Direct oral anticoagulants (DOACs) are on their way to surpassing warfarin as the anticoagulant of choice among Medicaid beneficiaries, despite their higher cost, according to new research published in the Journal of the American College of Cardiology.
DOACs such as dabigatran, rivaroxaban, apixaban and edoxaban are safer and easier to use than warfarin, noted lead author Clara Ting, PharmD, and colleagues—but their out-of-pocket costs ranging from $387 to $525 for a one-month supply may be difficult to cover for patients with limited resources, including many of those on Medicaid.
However, Ting et al.’s analysis of anticoagulant usage patterns among 74 million Medicaid beneficiaries from 2010 through 2017 suggests the higher cost didn’t restrict the growth in DOAC prescriptions. DOACs accounted for just 0.2 percent of all oral anticoagulant prescriptions in the fourth quarter of 2010 and exploded to 46.5 percent of oral anticoagulant prescriptions in the fourth quarter of 2017.
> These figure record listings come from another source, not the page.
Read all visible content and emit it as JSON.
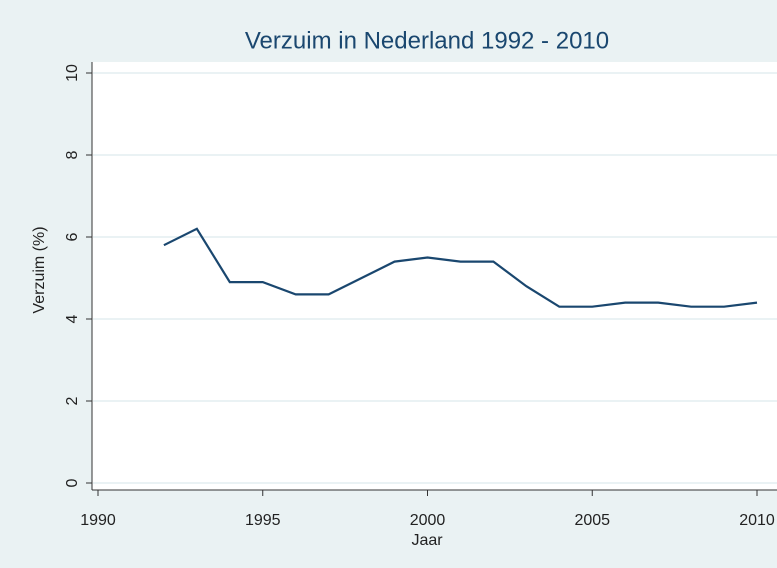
{
  "chart_data": {
    "type": "line",
    "title": "Verzuim in Nederland 1992 - 2010",
    "x_label": "Jaar",
    "y_label": "Verzuim (%)",
    "x": [
      1992,
      1993,
      1994,
      1995,
      1996,
      1997,
      1998,
      1999,
      2000,
      2001,
      2002,
      2003,
      2004,
      2005,
      2006,
      2007,
      2008,
      2009,
      2010
    ],
    "series": [
      {
        "name": "Verzuim",
        "color": "#1a476f",
        "values": [
          5.8,
          6.2,
          4.9,
          4.9,
          4.6,
          4.6,
          5.0,
          5.4,
          5.5,
          5.4,
          5.4,
          4.8,
          4.3,
          4.3,
          4.4,
          4.4,
          4.3,
          4.3,
          4.4
        ]
      }
    ],
    "xlim": [
      1990,
      2010
    ],
    "xticks": [
      1990,
      1995,
      2000,
      2005,
      2010
    ],
    "ylim": [
      0,
      10
    ],
    "yticks": [
      0,
      2,
      4,
      6,
      8,
      10
    ],
    "grid": true
  }
}
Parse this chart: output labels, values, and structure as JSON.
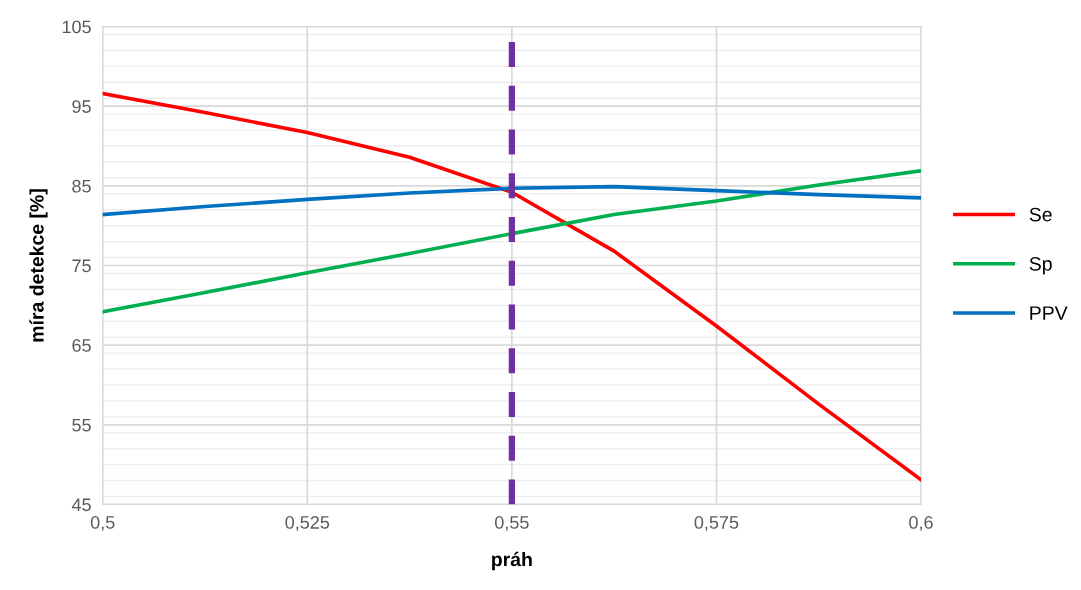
{
  "chart_data": {
    "type": "line",
    "xlabel": "práh",
    "ylabel": "míra detekce [%]",
    "xlim": [
      0.5,
      0.6
    ],
    "xticks": [
      {
        "value": 0.5,
        "label": "0,5"
      },
      {
        "value": 0.525,
        "label": "0,525"
      },
      {
        "value": 0.55,
        "label": "0,55"
      },
      {
        "value": 0.575,
        "label": "0,575"
      },
      {
        "value": 0.6,
        "label": "0,6"
      }
    ],
    "ylim": [
      45,
      105
    ],
    "yticks": [
      45,
      55,
      65,
      75,
      85,
      95,
      105
    ],
    "grid": true,
    "legend": "right",
    "marker": "none",
    "line_style": "solid",
    "x": [
      0.5,
      0.5125,
      0.525,
      0.5375,
      0.55,
      0.5625,
      0.575,
      0.5875,
      0.6
    ],
    "series": [
      {
        "name": "Se",
        "color": "#ff0000",
        "values": [
          96.6,
          94.2,
          91.7,
          88.6,
          84.2,
          76.8,
          67.4,
          57.6,
          48.1
        ]
      },
      {
        "name": "Sp",
        "color": "#00b050",
        "values": [
          69.2,
          71.6,
          74.1,
          76.5,
          79.0,
          81.4,
          83.1,
          85.1,
          86.9
        ]
      },
      {
        "name": "PPV",
        "color": "#0070c0",
        "values": [
          81.4,
          82.4,
          83.3,
          84.1,
          84.7,
          84.9,
          84.4,
          83.9,
          83.5
        ]
      }
    ],
    "ref_lines": [
      {
        "axis": "x",
        "value": 0.55,
        "color": "#7030a0",
        "line_style": "dashed"
      }
    ]
  }
}
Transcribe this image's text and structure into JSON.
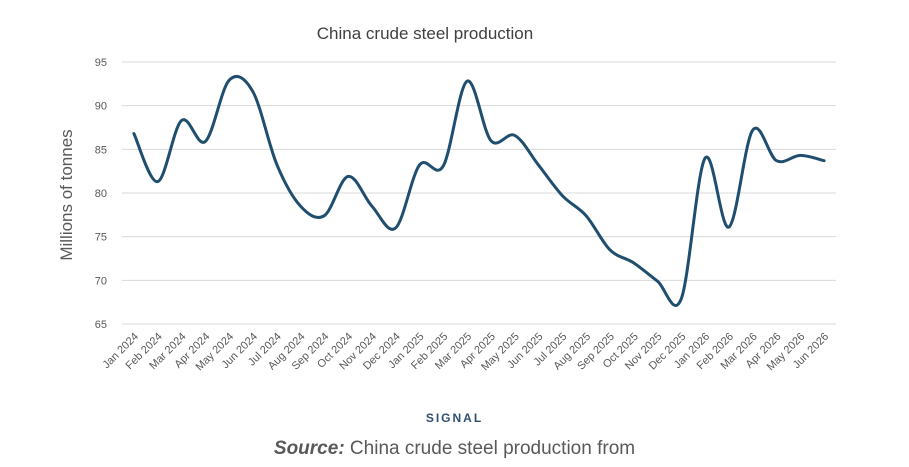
{
  "chart_data": {
    "type": "line",
    "title": "China crude steel production",
    "xlabel": "",
    "ylabel": "Millions of tonnes",
    "ylim": [
      65,
      95
    ],
    "yticks": [
      65,
      70,
      75,
      80,
      85,
      90,
      95
    ],
    "grid": true,
    "legend": "none",
    "categories": [
      "Jan 2024",
      "Feb 2024",
      "Mar 2024",
      "Apr 2024",
      "May 2024",
      "Jun 2024",
      "Jul 2024",
      "Aug 2024",
      "Sep 2024",
      "Oct 2024",
      "Nov 2024",
      "Dec 2024",
      "Jan 2025",
      "Feb 2025",
      "Mar 2025",
      "Apr 2025",
      "May 2025",
      "Jun 2025",
      "Jul 2025",
      "Aug 2025",
      "Sep 2025",
      "Oct 2025",
      "Nov 2025",
      "Dec 2025",
      "Jan 2026",
      "Feb 2026",
      "Mar 2026",
      "Apr 2026",
      "May 2026",
      "Jun 2026"
    ],
    "series": [
      {
        "name": "",
        "color": "#1f4e6e",
        "values": [
          86.8,
          81.3,
          88.3,
          85.9,
          92.9,
          91.6,
          83.3,
          78.5,
          77.4,
          81.9,
          78.5,
          76.0,
          83.2,
          83.1,
          92.8,
          86.0,
          86.6,
          83.2,
          79.7,
          77.4,
          73.5,
          72.0,
          69.9,
          67.9,
          84.0,
          76.1,
          87.2,
          83.7,
          84.3,
          83.7
        ]
      }
    ]
  },
  "footer": {
    "brand": "SIGNAL",
    "source_label": "Source:",
    "source_text": " China crude steel production from"
  }
}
Anticoagulant use in general also grew during that seven-year period, increasing from 0.19 percent of total Medicaid prescriptions to 0.41 percent of all prescriptions.
“Despite their greater cost, DOACs may soon overtake warfarin as the predominant oral anticoagulant prescribed to Medicaid beneficiaries,” wrote Ting and co-authors, all with Brigham and Women’s Hospital in Boston. “Due to the structure of the American health care system, the actual out-of-pocket expense to a patient varies widely and represents a fraction of the drug’s wholesale price. Although warfarin copays are likely less expensive than DOAC copays, this difference does not appear to preclude DOAC use.”
DOACs—also called non-vitamin K oral anticoagulants, or NOACs—are gaining momentum in replacing warfarin for multiple clinical scenarios. On Jan. 28, the American College of Cardiology, American Heart Association and Heart Rhythm Society published a focused update to their joint guidelines for managing patients with atrial fibrillation, concluding DOACs are now the preferred treatment option over warfarin for reducing stroke risk in that population.
In making this recommendation, the authors cited the lower bleeding risk of DOACs as well as their equal of better efficacy at reducing stroke or systemic embolism in four recent randomized trials.
Among Medicaid beneficiaries, Ting et al. found dabigatran prescriptions increased rapidly after the medication was approved in October 2010 but then steadily declined from 2012 to 2017. Edoxaban use was low following its 2015 approval, but rivaroxaban and apixaban use increased throughout the study period.
“We speculate that rivaroxaban’s once-daily administration and apixaban’s favorable safety profile drive clinician preferences for these DOACs,” the researchers wrote. “Relative underuse of dabigatran may be attributable to its gastrointestinal intolerance, whereas edoxaban’s underuse may be due to its unusual dosing (contraindicated if creatinine clearance >95 ml/min in atrial fibrillation) and being last to market.”
The authors pointed out their research lacked specific patient-level and cost data, but nevertheless highlighted the increasing use of DOACs among Medicaid beneficiaries over time.